Business transparency is a frequent topic of debate. Some companies prefer to keep their information close, while others prefer everything out in the open. But for accounts receivable (A/R), a transparent approach is critical to creating trust in financial relationships.

Transparency creates ease of understanding

Taking a transparent approach to A/R makes the entire process more intuitive. Buyers, sellers, and creditors all understand their own — and each other’s — place in the process. When someone is uncertain of some aspect, they should know where to find the information they need. Maintaining a transparent A/R process allows for fewer misdirected questions, misunderstandings, and avoidable problems.

Transparency creates trust

It’s a well-known fact: People don’t trust what they don’t understand. When the A/R process is obscured or unclear, it creates inherent distrust between participants. Trust is the foundation of a strong business relationship, so trustworthy systems are inherently valuable.
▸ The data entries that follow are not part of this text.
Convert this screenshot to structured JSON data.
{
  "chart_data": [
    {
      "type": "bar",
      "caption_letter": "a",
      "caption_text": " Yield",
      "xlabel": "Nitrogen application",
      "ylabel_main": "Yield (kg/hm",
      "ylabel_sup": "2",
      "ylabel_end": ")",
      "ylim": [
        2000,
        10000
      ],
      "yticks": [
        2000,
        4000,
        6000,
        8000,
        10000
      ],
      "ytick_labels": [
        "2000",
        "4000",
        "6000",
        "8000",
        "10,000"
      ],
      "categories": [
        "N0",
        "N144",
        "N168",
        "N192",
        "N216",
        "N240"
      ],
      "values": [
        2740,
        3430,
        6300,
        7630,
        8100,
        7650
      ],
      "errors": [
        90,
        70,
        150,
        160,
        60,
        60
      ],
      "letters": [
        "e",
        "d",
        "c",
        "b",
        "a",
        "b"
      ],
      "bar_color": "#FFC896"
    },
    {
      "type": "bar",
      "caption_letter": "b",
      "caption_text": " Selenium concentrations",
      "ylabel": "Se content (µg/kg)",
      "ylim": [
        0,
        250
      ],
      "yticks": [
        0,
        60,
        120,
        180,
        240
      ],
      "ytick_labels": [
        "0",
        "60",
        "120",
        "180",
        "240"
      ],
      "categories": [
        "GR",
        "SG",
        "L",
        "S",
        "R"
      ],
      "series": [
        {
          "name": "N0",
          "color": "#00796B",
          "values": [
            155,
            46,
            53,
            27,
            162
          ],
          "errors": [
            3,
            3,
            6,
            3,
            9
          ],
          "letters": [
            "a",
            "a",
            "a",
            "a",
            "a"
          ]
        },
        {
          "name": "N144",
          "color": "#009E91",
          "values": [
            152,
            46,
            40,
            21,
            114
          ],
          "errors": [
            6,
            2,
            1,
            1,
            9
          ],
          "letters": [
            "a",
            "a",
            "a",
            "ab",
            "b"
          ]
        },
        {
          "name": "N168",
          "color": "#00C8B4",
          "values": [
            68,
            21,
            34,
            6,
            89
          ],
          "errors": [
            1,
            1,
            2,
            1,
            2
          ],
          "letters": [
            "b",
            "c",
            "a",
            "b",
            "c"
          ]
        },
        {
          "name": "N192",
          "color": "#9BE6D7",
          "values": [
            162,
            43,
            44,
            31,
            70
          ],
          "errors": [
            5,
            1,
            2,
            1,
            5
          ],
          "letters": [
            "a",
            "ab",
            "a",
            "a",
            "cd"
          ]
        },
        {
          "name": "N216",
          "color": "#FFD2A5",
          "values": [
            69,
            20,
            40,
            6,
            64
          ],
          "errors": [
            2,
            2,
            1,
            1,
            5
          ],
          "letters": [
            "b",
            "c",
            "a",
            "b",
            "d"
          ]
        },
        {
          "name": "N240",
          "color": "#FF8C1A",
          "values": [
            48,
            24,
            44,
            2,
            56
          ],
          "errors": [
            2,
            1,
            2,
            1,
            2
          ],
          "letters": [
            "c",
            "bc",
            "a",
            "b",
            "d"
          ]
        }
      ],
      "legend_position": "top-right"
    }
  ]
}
When working with systems they trust, people are more forgiving of delays or errors. Transparency ensures data is always conveyed to the appropriate people and places, without unnecessary delays. When things go wrong, a transparent A/R system earns more latitude than an ambiguous one.

Taking a transparent approach

Talking about being more transparent with A/R is one thing, but many struggle with implementation. Keep these considerations in mind when adopting a transparent approach:

  • Provide detailed invoices and receipts. The goal is to make information clear and available. The best first step to doing so is to ensure invoices are detailed and accurate.
  • Keep partners informed on the status of their transaction/credit. Just having the information available is a good start, but actively updating partners on information is better. Offering information is the best way to ensure it reaches those who need it.
  • Aim for a “healthy flow of information.” Encourage appropriate, open communication among every individual involved in A/R processes. Active information sharing throughout the A/R process keeps everyone well informed and on the same page.
  • Resist the urge to conceal mistakes. Everyone makes them. Most errors are small and easily fixable when caught early. But concealing even small mistakes can have ripple effects down the line, and even if it doesn’t, owning up to mistakes builds trust and earns your company a reputation for honesty.

Transparency may feel counterintuitive at first. Keeping all your cards close to the vest is intrinsic to a world of trade secrets, but A/R is not the place for obscurity. A transparent approach to A/R makes for a smoother, more trustworthy process for everyone involved.